Tom Otterness, "Fairy Tale Sculptures by the Sea"
Scheveningen Boulevard, 2018

Frequentemente bombardeada por discursos escritos, sofisticadas expressões, incitações ao desempenho profissional assumidas como genuínas, por fontes que me não oferecem credibilidade, bastam a dúvida e alguns clicks, para perceber e constatar que os pretensos e pretensiosos mensageiros, longe do esforço que implica a produção elaborada do que quer que seja se limitam a, levianamente, reproduzir e assumir como suas, as mensagens e o trabalho implícito, por outros elaborado.
Numa sociedade e cultura tendencialmente narcisistas, dominadas pela superficialidade e com uma quase patológica necessidade de afirmação individual, tudo serve na tentativa vã de procurar sobressair e fazer brilharetes, mesmo que estes atropelem os direitos, liberdades e garantias de quem mais não pede que não seja respirar, contribuir e viver tranquilamente.
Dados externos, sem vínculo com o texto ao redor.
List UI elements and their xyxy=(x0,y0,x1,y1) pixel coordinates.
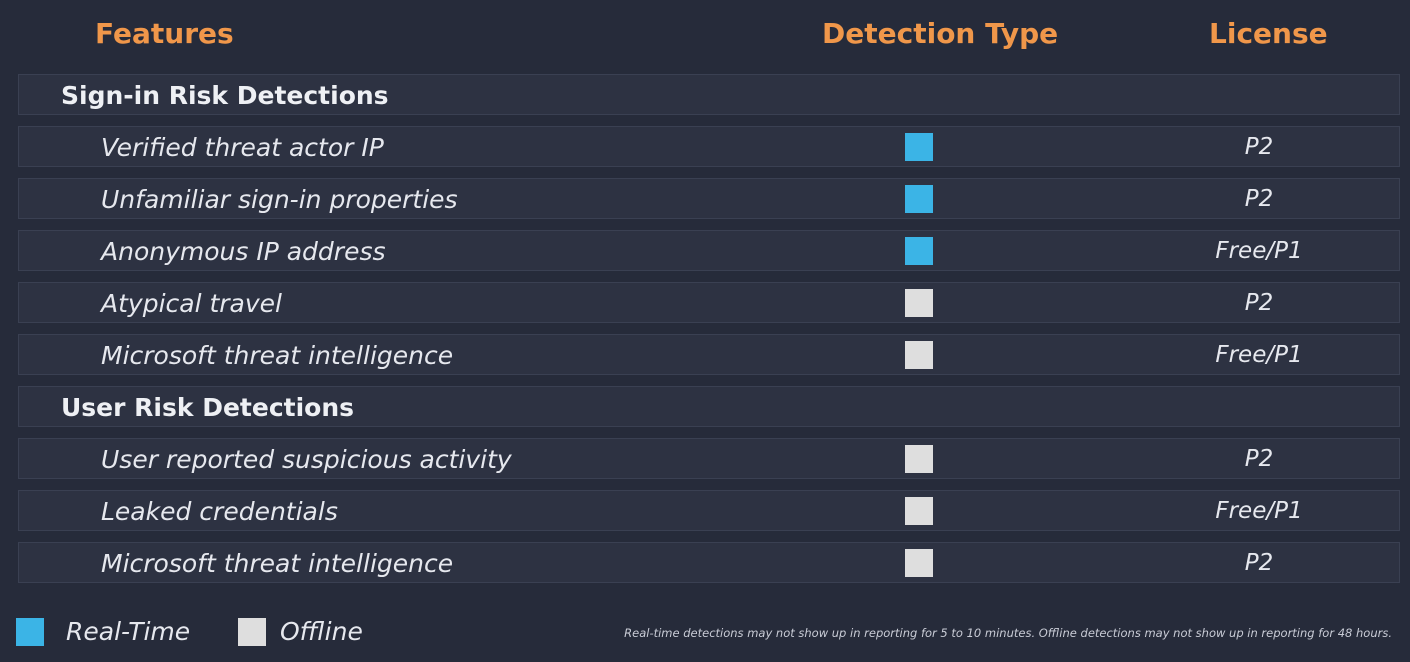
table-row: Anonymous IP address Free/P1 xyxy=(18,230,1400,271)
table-row: Leaked credentials Free/P1 xyxy=(18,490,1400,531)
table-row: User reported suspicious activity P2 xyxy=(18,438,1400,479)
feature-label: Unfamiliar sign-in properties xyxy=(101,185,458,214)
header-license: License xyxy=(1209,17,1328,50)
license-value: Free/P1 xyxy=(1215,498,1303,524)
table-row: Microsoft threat intelligence P2 xyxy=(18,542,1400,583)
footnote: Real-time detections may not show up in … xyxy=(624,626,1392,640)
offline-square-icon xyxy=(905,549,933,577)
section-row: Sign-in Risk Detections xyxy=(18,74,1400,115)
offline-square-icon xyxy=(905,497,933,525)
realtime-square-icon xyxy=(905,237,933,265)
table-row: Atypical travel P2 xyxy=(18,282,1400,323)
section-title: Sign-in Risk Detections xyxy=(61,81,389,110)
offline-square-icon xyxy=(905,445,933,473)
feature-label: Microsoft threat intelligence xyxy=(101,341,454,370)
license-value: Free/P1 xyxy=(1215,342,1303,368)
section-row: User Risk Detections xyxy=(18,386,1400,427)
table-row: Verified threat actor IP P2 xyxy=(18,126,1400,167)
realtime-square-icon xyxy=(905,185,933,213)
offline-legend-label: Offline xyxy=(280,617,363,646)
offline-square-icon xyxy=(905,341,933,369)
header-detection-type: Detection Type xyxy=(822,17,1059,50)
license-value: Free/P1 xyxy=(1215,238,1303,264)
table-row: Microsoft threat intelligence Free/P1 xyxy=(18,334,1400,375)
offline-legend-swatch xyxy=(238,618,266,646)
feature-label: Microsoft threat intelligence xyxy=(101,549,454,578)
feature-label: Leaked credentials xyxy=(101,497,338,526)
realtime-legend-swatch xyxy=(16,618,44,646)
table-row: Unfamiliar sign-in properties P2 xyxy=(18,178,1400,219)
license-value: P2 xyxy=(1244,134,1274,160)
license-value: P2 xyxy=(1244,290,1274,316)
license-value: P2 xyxy=(1244,186,1274,212)
license-value: P2 xyxy=(1244,550,1274,576)
offline-square-icon xyxy=(905,289,933,317)
feature-label: Verified threat actor IP xyxy=(101,133,384,162)
feature-label: User reported suspicious activity xyxy=(101,445,512,474)
section-title: User Risk Detections xyxy=(61,393,355,422)
feature-label: Atypical travel xyxy=(101,289,282,318)
license-value: P2 xyxy=(1244,446,1274,472)
feature-label: Anonymous IP address xyxy=(101,237,386,266)
realtime-legend-label: Real-Time xyxy=(66,617,191,646)
realtime-square-icon xyxy=(905,133,933,161)
header-features: Features xyxy=(95,17,234,50)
O plágio é um crime e, para além de ser um crime, demonstra uma enorme falta de respeito pela criatividade e trabalho dos outros, de quem pensa, imagina, faz esboços, elabora, planeia, deprime, trabalha e se esforça por produzir seja aquilo que for.

As obras feitas e os trabalhos acabados são, normalmente, resultantes de processos longos e penosos, que implicam muito tempo, um grande esforço, algumas escolhas e bastantes renuncias.

Enfim, "o sangue, suor e lágrimas" alheios, ignorados e desprezados por quem, de forma indigna e desonesta, se limita a fazer um simples copy/paste, sem sequer se preocupar em mencionar fontes e assumindo, como obra sua, aquela que jamais lhe poderia pertencer, por direito próprio.